Letting ex talk to kids during custody fight


#1

I don’t think you can. Both parents have the right to private conversations with their children. I would suggest that you talk with her before though and let her know that you are not going to speak badly about her to the children and you expect the same. Let her know that they are children and even though custody is about them, it’s not necessary to let them in on all the nasty details. Expect her to talk about you. Tell the children that you feel their mother may talk bad about you and you want them to know that you love them and will take care of them, no matter what she says about you, that is all that matters. Don’t leave them out of it completely. Tell them that you will try to explain what you can but that you will not tell them everything. Remember, you are the parent, you know what’s best for your children.

I know that this doesn’t sound like much, believe me, I know. My husband ask his ex for the same courtesy when speaking with the kids and for about a week that worked. When things started to get dirty and lawyers got involved that agreement went out the window. She felt that she could get the children on “her side” by telling them everything they didn’t need to know. She talked constantly about both of us to his kids and sometimes it was all I could do not to lose my composure and scream at her that they are just kids, they don’t understand and they don’t need to know about all of that. She has told them things about me that were very ugly and were simply not true just so they would ask us about them and she could find out our response. Most of the time my husband simply tells the children that he will talk to them about it when they are older and more able to understand. He explains some things to them but for the most part, trust me, they really don’t even want to know. Now, the children are a little older and custody was settled and none of that stuff makes any difference.

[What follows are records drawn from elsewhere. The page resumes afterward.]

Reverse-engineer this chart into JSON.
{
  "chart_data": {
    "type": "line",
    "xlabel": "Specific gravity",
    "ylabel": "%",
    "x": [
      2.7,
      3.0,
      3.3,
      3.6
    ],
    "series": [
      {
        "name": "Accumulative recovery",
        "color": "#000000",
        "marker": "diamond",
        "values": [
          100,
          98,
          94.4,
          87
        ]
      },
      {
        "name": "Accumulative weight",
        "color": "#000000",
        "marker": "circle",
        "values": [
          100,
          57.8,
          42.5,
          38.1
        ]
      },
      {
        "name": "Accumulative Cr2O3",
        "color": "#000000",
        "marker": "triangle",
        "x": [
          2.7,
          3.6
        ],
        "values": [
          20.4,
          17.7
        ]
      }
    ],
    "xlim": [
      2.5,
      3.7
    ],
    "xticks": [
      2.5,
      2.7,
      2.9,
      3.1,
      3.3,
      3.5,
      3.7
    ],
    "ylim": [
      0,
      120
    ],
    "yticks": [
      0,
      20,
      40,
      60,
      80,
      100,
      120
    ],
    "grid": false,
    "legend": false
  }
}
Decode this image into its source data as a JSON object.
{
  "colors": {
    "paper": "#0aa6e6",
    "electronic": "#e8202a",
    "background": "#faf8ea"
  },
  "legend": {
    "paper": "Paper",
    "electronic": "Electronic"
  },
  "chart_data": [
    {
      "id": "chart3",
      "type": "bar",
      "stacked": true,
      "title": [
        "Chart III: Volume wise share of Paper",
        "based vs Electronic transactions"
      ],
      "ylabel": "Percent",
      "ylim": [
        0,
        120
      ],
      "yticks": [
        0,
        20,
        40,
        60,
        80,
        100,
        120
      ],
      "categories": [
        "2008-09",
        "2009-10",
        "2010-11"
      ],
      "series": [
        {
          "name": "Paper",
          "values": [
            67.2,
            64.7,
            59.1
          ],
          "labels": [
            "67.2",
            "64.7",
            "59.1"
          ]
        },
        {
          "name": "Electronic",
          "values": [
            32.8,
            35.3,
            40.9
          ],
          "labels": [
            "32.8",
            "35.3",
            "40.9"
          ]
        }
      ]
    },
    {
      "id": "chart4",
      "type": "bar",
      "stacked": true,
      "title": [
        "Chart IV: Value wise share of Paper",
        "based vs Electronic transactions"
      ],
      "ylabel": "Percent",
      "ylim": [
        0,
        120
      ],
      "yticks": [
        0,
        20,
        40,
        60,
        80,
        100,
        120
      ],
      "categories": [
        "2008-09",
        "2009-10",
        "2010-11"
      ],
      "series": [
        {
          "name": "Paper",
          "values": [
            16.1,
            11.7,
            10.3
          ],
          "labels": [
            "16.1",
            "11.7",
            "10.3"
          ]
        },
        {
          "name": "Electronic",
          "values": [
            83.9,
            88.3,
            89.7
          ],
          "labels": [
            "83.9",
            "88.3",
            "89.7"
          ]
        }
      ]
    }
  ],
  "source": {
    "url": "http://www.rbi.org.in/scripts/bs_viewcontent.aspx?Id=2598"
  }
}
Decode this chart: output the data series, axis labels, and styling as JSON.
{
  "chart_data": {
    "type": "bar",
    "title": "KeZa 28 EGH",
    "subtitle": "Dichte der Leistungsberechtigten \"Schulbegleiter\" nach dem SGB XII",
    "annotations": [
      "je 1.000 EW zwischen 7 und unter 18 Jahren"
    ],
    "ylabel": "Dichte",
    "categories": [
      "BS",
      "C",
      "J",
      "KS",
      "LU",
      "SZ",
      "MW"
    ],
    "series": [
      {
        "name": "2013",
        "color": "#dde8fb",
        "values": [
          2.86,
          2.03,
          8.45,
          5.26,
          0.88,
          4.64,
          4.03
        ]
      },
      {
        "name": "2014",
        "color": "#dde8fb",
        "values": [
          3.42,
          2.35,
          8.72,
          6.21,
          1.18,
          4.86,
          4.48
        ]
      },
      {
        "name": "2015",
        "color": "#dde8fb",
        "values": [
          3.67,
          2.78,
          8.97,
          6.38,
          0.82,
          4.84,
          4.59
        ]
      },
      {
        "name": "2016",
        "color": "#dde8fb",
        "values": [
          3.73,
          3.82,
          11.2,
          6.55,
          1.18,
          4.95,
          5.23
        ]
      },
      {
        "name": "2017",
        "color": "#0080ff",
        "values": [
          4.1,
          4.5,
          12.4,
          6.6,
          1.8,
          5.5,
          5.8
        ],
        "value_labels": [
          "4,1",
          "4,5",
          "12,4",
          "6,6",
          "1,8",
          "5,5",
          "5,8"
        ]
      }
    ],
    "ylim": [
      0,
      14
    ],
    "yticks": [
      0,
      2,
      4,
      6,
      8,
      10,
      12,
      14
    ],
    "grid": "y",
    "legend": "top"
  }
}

BTW - You can record your own conversations with her without her knowledge, but recording another’s conversations without their knowledge or consent is illegal. Also, document everything, and keep a paper trail of any moneys, clothing or supplies bought. We learned this from the very beginning


#2

I thought this was good: Childrens’ Bill of Rights
Every kid has rights, particularly when mom and dad are splitting up. Below are some things parents shouldn’t forget - and kids shouldn’t let them - when the family is in the midst of a break-up.
You have the right to love both your parents. You also have the right to be loved by both of them. That means you shouldn’t feel guilty about wanting to see your dad or your mom at any time. It’s important for you to have both parents in your life, particularly during difficult times such as a break-up of your parents.
You do not have to choose one parent over the other. If you have an opinion about which parent you want to live with, let it be known. But nobody can force you to make that choice. If your parents can’t work it out, a judge may make the decision for them.
You’re entitled to all the feelings you’re having. Don’t be embarrassed by what you’re feeling. It is scary when your parents break up, and you’re allowed to be scared. Or angry. Or sad. Or whatever.
You have the right to be in a safe environment. This means that nobody is allowed to put you in danger, either physically or emotionally. If one of your parents is hurting you, tell someone – either your other parent or a trusted adult like a teacher.
You don’t belong in the middle of your parents’ break-up. Sometimes your parents may get so caught up in their own problems that they forget that you’re just a kid, and that you can’t handle their adult worries. If they start putting you in the middle of their dispute, remind them that it’s their fight, not yours.
Grandparents, aunts, uncles and cousins are still part of your life. Even if you’re living with one parent, you can still see relatives on your other parent’s side. You’ll always be a part of their lives, even if your parents aren’t together anymore.
You have the right to be a child. Kids shouldn’t worry about adult problems. Concentrate on your school work, your friends, activities, etc. Your mom and dad just need your love. They can handle the rest.


#3

I like that alot! Where did you find that? I’d like to post that in the children’s room so they could tell their mother.


#4

hey…actually it is legal to tape a two party conversation as long as one party knows about it (i.e. you) there is only one state that this is not legal in, but not north carolina.


#5

We are just starting custody and my ex wants to talk with the kids over the phone. I don’t have a problem with that but I would like for the phone to be on speaker so I can monitor. She’s very spiteful and I feel she will say bad things about me.

Is it ok to make them talk with the speaker on?